Chambers opened the conference by recalling the “scandal” of the previous eighteen months. “The scandal has been about finally sharing things about myself and about this ministry and about these issues that I’ve learned along the way,” he said. “Never in a million years did I dream that some of the things that I’ve shared would become the controversies that they are today, or the scandals that they are today, or would have ripped our ministry apart in the way that it has ripped our ministry apart. I tell people all the time I’m not smart enough to create a scandal like that. And therefore I’m convinced that the scandal is of God’s making.”
And what were those scandals? Saying that almost nobody changed their sexual attractions, and admitting that he also continued to “experience same-sex attractions.” Another scandal was a theological one: proclaiming that “that no matter what we do, no matter where we go, no matter how we behave, when we have a relationship with Jesus Christ, we have an irrevocable relationship with Jesus Christ. And what that means is what I just said.” He continued:
We in the church have been motivated by fear. It is our fear that keeps us straight, it is our fear that keeps us off of all sorts of chemicals, it’s our fear that keeps us looking a certain way, and acting a certain way, and living a certain way, and treating anybody who doesn’t live and act in those ways like sinners in the hands of an angry God. It is fear that is the biggest motivator for people in the Body of Christ to act in the religious way that they do. My true story is I spent the majority of my life pretending that I was something I’m not because I was afraid of the Church. And I was afraid that they might be right, that that’s how God felt too.
And it has been the most amazing journey for me to come to the realization that my Father in Heaven will never abandon me. He will never turn his back on me. He won’t turn his back on me even if I turn my back on him. … And you know what that means? All sorts of people will live in all sorts of ways that you might not endorse or condone. But let me let you in on a secret: you’re not God and it doesn’t matter what you think anyway.
He also listed as another scandal the fact that they had acknowledged the damage that they had done to many of those who had been involved with Exodus.
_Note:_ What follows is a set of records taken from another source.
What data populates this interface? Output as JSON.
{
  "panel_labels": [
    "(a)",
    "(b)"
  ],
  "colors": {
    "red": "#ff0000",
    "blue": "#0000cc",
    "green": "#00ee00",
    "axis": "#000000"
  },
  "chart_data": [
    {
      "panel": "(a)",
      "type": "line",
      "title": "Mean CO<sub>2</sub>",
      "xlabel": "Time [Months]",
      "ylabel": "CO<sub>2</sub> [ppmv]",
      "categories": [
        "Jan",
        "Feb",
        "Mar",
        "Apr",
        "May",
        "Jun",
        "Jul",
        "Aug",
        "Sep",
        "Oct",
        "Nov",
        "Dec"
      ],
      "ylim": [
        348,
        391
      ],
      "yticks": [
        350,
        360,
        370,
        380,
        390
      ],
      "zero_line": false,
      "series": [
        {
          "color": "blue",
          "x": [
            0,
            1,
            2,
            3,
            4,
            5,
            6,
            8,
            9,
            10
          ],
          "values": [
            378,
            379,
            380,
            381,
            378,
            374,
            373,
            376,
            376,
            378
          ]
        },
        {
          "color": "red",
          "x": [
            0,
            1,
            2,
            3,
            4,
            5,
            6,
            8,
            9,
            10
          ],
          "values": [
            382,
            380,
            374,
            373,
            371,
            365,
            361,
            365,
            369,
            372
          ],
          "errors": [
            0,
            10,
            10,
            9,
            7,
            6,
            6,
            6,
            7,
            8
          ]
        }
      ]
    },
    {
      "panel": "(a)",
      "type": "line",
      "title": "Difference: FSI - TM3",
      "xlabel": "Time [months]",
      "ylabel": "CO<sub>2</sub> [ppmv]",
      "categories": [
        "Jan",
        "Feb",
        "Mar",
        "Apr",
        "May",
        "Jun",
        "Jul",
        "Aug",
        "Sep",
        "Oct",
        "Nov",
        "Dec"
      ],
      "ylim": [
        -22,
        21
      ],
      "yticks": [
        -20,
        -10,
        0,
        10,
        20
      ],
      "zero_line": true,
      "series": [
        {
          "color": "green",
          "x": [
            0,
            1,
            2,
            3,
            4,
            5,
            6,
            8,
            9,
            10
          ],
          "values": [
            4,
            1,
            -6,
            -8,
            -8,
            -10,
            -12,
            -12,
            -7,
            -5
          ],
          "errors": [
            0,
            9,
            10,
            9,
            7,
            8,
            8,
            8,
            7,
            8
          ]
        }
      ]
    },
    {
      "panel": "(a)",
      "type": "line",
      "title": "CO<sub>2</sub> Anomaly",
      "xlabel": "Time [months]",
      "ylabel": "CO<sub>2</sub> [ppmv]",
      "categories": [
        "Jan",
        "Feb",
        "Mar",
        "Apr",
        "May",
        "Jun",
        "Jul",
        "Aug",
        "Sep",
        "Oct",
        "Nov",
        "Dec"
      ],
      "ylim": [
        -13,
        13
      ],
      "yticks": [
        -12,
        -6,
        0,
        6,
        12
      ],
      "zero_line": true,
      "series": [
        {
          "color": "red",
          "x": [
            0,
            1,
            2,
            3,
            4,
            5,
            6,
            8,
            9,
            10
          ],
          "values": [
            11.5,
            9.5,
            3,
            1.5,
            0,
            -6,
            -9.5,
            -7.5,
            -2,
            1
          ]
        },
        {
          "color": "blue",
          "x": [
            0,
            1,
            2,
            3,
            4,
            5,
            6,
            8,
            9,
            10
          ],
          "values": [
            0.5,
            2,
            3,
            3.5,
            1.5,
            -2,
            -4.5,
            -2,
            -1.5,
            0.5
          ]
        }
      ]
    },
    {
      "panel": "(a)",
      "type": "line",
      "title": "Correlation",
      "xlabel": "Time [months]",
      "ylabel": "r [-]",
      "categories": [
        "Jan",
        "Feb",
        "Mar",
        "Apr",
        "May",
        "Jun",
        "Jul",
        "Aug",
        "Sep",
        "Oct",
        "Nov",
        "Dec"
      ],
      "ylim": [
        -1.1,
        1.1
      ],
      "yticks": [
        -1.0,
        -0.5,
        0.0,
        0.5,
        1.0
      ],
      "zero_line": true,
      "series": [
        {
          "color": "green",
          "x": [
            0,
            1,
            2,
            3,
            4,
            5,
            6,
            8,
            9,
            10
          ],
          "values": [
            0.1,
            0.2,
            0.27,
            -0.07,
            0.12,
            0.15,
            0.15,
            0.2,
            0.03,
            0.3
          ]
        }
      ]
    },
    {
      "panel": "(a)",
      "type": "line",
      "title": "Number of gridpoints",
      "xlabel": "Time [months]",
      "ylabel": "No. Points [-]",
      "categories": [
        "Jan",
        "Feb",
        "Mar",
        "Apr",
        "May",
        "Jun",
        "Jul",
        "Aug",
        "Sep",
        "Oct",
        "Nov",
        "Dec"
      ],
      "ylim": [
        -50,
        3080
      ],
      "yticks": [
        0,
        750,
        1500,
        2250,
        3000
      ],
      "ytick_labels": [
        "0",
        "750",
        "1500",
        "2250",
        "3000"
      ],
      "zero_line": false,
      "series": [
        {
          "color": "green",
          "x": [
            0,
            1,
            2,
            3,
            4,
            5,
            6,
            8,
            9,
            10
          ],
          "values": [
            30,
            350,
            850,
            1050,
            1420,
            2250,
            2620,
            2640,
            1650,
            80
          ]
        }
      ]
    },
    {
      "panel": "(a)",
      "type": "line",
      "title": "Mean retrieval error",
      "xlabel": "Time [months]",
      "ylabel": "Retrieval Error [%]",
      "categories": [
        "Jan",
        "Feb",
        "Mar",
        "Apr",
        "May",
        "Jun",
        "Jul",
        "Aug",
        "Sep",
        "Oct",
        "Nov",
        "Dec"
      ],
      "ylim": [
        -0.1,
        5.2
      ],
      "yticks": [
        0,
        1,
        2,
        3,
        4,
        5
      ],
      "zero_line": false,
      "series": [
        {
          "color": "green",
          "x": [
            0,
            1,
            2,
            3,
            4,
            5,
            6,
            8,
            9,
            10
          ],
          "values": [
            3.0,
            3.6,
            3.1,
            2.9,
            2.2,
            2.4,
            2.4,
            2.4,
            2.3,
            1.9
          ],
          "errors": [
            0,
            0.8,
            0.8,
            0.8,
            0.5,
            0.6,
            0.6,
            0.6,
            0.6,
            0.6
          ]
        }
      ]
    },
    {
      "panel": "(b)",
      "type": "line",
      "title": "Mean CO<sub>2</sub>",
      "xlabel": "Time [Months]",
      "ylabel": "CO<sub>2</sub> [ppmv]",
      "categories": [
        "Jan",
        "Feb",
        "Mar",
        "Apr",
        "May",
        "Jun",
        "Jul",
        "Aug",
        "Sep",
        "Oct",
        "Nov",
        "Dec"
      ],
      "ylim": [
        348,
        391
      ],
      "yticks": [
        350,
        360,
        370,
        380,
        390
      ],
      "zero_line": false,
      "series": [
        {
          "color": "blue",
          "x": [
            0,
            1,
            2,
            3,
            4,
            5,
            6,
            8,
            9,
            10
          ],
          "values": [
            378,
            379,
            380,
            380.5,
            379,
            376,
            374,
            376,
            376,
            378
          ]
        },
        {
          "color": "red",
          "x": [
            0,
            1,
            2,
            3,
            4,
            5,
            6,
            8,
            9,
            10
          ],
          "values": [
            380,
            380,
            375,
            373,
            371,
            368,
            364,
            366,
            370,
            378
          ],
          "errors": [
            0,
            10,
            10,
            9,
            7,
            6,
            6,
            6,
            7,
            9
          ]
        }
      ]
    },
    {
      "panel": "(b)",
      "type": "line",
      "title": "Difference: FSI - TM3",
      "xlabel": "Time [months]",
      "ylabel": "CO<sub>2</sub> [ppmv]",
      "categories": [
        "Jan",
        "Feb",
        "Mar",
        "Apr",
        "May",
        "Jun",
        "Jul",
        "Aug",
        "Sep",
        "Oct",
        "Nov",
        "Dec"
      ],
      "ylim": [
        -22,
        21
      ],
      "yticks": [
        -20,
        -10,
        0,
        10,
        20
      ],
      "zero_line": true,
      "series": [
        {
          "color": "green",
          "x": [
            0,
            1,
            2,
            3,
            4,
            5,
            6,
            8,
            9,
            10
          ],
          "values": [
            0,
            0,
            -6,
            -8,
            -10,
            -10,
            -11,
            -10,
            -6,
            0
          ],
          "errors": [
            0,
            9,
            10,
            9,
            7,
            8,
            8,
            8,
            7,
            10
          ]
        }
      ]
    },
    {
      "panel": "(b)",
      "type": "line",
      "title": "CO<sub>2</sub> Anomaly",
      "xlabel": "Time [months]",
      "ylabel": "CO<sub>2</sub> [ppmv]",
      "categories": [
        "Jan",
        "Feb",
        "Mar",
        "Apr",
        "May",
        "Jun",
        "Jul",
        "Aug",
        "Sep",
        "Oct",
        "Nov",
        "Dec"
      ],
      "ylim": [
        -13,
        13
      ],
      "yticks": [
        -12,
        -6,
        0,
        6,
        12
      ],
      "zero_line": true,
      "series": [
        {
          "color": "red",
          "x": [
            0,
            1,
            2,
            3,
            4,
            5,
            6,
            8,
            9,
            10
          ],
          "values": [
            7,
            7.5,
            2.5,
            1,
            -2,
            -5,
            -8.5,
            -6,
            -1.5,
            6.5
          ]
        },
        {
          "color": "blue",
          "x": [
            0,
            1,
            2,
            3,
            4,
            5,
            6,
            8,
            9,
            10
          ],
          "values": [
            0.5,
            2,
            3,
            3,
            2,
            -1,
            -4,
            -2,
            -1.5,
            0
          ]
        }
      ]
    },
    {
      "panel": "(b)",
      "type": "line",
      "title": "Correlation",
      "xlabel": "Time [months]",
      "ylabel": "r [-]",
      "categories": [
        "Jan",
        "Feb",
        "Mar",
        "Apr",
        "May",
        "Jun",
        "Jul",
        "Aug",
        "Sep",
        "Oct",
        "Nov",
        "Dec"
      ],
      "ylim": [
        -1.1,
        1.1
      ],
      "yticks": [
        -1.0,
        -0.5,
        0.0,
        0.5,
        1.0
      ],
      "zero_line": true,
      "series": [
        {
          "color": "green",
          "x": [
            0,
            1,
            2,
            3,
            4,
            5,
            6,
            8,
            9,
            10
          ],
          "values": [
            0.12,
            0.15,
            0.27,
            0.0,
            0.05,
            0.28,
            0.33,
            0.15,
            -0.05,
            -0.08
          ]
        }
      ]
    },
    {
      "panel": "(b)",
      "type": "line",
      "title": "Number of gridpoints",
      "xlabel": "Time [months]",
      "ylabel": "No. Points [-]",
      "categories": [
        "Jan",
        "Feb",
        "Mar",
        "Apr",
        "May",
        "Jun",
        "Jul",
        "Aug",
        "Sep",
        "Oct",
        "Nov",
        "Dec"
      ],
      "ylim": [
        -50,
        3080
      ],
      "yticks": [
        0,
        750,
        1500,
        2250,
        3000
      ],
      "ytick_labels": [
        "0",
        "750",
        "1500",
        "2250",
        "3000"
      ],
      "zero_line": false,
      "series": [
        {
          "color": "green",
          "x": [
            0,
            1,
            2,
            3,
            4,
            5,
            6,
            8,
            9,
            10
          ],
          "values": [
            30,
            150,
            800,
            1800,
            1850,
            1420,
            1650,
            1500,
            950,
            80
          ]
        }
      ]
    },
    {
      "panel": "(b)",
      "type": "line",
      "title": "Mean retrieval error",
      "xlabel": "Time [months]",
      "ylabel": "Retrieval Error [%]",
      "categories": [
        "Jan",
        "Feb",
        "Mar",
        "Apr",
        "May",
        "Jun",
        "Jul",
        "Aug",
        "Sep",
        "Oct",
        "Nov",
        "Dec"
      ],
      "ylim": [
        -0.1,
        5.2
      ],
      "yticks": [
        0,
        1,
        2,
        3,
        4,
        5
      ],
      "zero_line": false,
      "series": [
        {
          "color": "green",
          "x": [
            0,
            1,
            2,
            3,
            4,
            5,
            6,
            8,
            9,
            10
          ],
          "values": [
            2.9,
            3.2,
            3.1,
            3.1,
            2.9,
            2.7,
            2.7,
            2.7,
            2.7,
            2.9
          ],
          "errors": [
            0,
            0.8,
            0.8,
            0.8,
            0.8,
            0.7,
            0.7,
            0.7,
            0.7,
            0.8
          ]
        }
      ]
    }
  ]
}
He described meeting a number of ex-gay survivors, an experience he described as “excruciating,” as “they told stories of abuse and pain, missed opportunities, awful words were spoken to them, stories of abuse and pain from the Church and even from Exodus.” Turning back to the apology that had been released earlier that day, he said that he heard from a number of people who were angry that he apologized:
“There is a concerted effort in parts of the Church to disqualify me from my rightful place as a son, simply because we dared to say we were sorry to people who deserved an apology. …We’re not going to control people anymore. We’re not going to tell then how they should live. We’re not going to be responsible for what they’re doing. It’s not our job. You are not the Holy Spirit.”
And finally, he acknowledged that Exodus had become a rules-based religious institution, “focused on behavior and sin management, and short on grace. … and it is for these reasons, and for other reasons, that we the International Board of Directors for Exodus and many within our leadership believe it is time for Exodus to close.”